Do you know what you are?
Do you know what you are?

We are bored of all the things we know
Do you know what you are?
Do you know what you are?
Not all monsters are bad
But the ones who are good
Never do what they could, never do what they could

All the monsters rattle their chains
And dance around the open flames
They make a lot of empty noise
While all of the bright eyes turn away
As if there wasn’t anything to say
About the justice and the mystery

Do you know what you are?
Do you know what you are?

We are bored of all the things we know
And we are forms of everything we love, we love

If good won’t show its ugly face
Evil, won’t you take your place?
Nothing ever changes, nothing ever changes
By itself

We are bored of all the things we know
Do you know what you are?
‘Cause we are, we’re so in love with ourselves

We are forms of all the things we love


  1. Just don’t be so quick to write off worship music. Personally, I love the freedom of the musicians that they express in their songs, and the lyrics also mean alot to me. If bands looked like they sounded, then maybe Blindside and Project 86 could be described as dope-smoking, tatoo-wearing, hotel-trashing musicians; but you and I both know that’s not true.


  2. I wasn’t talking about how the bands looked, the image of the car salesman was just an analogy.
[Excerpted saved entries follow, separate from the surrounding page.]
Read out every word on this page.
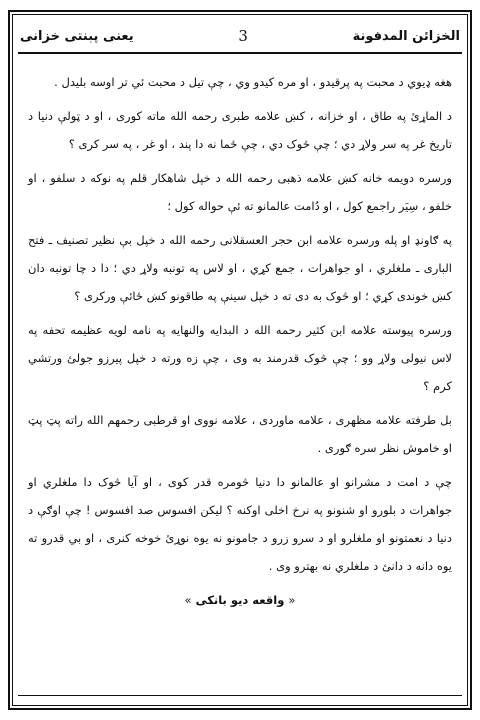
یعنی پبنتی خزانی	3	الخزائن المدفونة

هغه ډیوي د محبت په پرقیدو ، او مره کیدو وي ، چې تیل د محبت ئي تر اوسه بلیدل .

د الماړئ په طاق ، او خزانه ، کښ علامه طبری رحمه الله ماته کوری ، او د ټولې دنیا د تاریخ غر په سر ولاړ دي ؛ چې څوک دي ، چې ځما نه دا پند ، او غر ، په سر کری ؟

ورسره دویمه خانه کښ علامه ذهبی رحمه الله د خپل شاهکار قلم په نوکه د سلفو ، او خلفو ، سِیَر راجمع کول ، او دُامت عالمانو ته ئې حواله کول ؛

په ګاونډ او پله ورسره علامه ابن حجر العسقلانی رحمه الله د خپل بې نظیر تصنیف ـ فتح الباری ـ ملغلري ، او جواهرات ، جمع کړي ، او لاس په تونبه ولاړ دي ؛ دا د چا تونبه دان کښ خوندی کړي ؛ او څوک به دی ته د خپل سینې په طاقونو کښ ځائې ورکری ؟

ورسره پیوسته علامه ابن کثیر رحمه الله د البدایه والنهایه په نامه لویه عظیمه تحفه په لاس نیولی ولاړ وو ؛ چې څوک قدرمند به وی ، چې زه ورته د خپل پیرزو جولئ ورتشي کرم ؟

بل طرفته علامه مظهری ، علامه ماوردی ، علامه نووی او قرطبی رحمهم الله راته پټ پټ او خاموش نظر سره ګوری .

چې د امت د مشرانو او عالمانو دا دنیا څومره قدر کوی ، او آیا څوک دا ملغلري او جواهرات د بلورو او شنونو په نرخ اخلی اوکنه ؟ لیکن افسوس صد افسوس ! چې اوګې د دنیا د نعمتونو او ملغلرو او د سرو زرو د جامونو نه یوه نوړئ خوخه کنری ، او بي قدرو ته یوه دانه د دانئ د ملغلري نه بهترو وی .

« واقعه دیو بانکی »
I haven’t written off all worship music, the album I just blogged about contains some worship songs, I just want worship bands to be more realistic and fair in their portrayal of the Christian life.


  3. i absolutely love leigh nash’s voice. that’s a side note, tho.everything you wrote mirrors exactly what i have always felt about music, but i’ve never heard it put into words like that before. i feel the same frustrations with a lot of worship music. my cousin and her hubby love and listen to ONLY worship music. they believe that one should only listen to positive happy music because anything with a sad or depressing feel just makes you feel that way and happy music makes you feel happy and joyful. i totally disagree with them on that and i think it is essential that musicians look at ALL aspects of life, the dark and the light, other wise you’re ignoring the simply truth of reality. so i know EXACTLY what you mean. i own, i think, 5 christian cds. it sucks that there aren’t more that i “cannot live without” or whatever.i also think it’s interesting that you think the music is more important than the lyrics. i have always thought that but i never tell people cuz i didn’t know if that meant i was shallow. 🙂 a song usually grabs me by the music, not the lyrics. but it’s nice to know other people feel that way. 🙂


  4. I’d have to agree with you jordan (and julia). I find it really hard to listen to worship music…even in church. So much of it seems to want to force you to feel something. The lyrics so often try to take you to a certain place instead of coming from a certain place that one has experienced. There are few christian cd’s that I will put in consistantly. I also share the same feeling that most christian music is subpar. I would sooner throw in Coldplay or Feist than wowhits2007.